- Born: Robert Sanford Havoc Pennington c. 1976
- Occupation: Computer programmer
- Employer: Tidelift
- Known for: Linux, GNOME development

= Havoc Pennington =

American computer engineer and entrepreneur

Robert Sanford Havoc Pennington (born c. 1976) is an American computer engineer and entrepreneur. He is known in the free software movement due to his work on HAL, GNOME, Metacity, GConf, and D-Bus.

== History ==
Havoc Pennington graduated from the University of Chicago in 1998. After graduation, he worked at Red Hat as a Desktop manager/engineer for nine years, ending in 2008. He also founded the project freedesktop.org in 2000. He promoted the idea of the Gnome Online Desktop in 2007. For a time, he led the development of the 2006–2009 Mugshot project.
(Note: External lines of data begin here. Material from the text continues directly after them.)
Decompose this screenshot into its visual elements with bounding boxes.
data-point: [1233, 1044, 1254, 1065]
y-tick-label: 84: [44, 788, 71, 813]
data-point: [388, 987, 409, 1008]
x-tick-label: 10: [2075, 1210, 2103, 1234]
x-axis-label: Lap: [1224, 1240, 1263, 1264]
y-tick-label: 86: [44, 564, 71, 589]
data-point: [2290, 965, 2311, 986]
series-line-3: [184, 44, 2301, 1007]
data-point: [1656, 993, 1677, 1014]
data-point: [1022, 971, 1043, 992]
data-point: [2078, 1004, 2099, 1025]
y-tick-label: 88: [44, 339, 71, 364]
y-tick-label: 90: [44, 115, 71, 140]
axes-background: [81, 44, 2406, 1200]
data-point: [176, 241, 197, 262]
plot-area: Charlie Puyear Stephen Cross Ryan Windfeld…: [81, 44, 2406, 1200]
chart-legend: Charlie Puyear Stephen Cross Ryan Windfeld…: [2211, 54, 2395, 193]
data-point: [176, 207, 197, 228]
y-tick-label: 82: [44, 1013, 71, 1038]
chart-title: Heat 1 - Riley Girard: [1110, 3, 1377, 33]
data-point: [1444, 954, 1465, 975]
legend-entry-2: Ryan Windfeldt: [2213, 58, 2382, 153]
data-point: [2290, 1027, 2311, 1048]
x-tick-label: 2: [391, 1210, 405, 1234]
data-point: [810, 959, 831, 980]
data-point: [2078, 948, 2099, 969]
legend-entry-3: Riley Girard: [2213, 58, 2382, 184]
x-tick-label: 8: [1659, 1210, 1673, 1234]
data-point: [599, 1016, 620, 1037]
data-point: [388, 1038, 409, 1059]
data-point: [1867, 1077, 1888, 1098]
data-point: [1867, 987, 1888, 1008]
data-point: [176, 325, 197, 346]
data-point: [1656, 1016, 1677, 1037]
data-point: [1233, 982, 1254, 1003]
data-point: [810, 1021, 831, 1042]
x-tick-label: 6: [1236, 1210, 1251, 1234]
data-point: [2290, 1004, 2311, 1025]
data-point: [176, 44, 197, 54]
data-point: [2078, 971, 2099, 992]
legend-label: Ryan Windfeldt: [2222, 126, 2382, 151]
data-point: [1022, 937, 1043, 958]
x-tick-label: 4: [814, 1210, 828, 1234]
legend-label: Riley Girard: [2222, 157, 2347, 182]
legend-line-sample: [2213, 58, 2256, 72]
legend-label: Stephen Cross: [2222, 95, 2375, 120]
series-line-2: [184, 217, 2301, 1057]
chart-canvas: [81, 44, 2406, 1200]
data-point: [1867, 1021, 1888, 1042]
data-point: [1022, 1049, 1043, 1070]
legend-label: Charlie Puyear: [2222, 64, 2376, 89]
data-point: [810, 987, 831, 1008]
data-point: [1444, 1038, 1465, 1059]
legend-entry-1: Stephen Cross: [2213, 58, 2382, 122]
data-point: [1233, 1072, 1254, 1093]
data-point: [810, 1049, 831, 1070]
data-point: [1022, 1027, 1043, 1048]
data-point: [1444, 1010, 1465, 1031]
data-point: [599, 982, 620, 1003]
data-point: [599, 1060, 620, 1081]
From 2008 until June 2011, he worked on a consumer product for the startup company Litl (hardware, and proprietary software and services). From 2011 to 2015 he worked for Typesafe (now Lightbend). In 2017 he cofounded Tidelift, which seeks to improve the ecosystem around open source software by providing support for professional teams using open source and helping maintainers build sustainable businesses around their projects.

==Publications==
- Havoc Pennington, GTK+ /Gnome Application Development, Sams, ISBN 978-0735700789, 1999.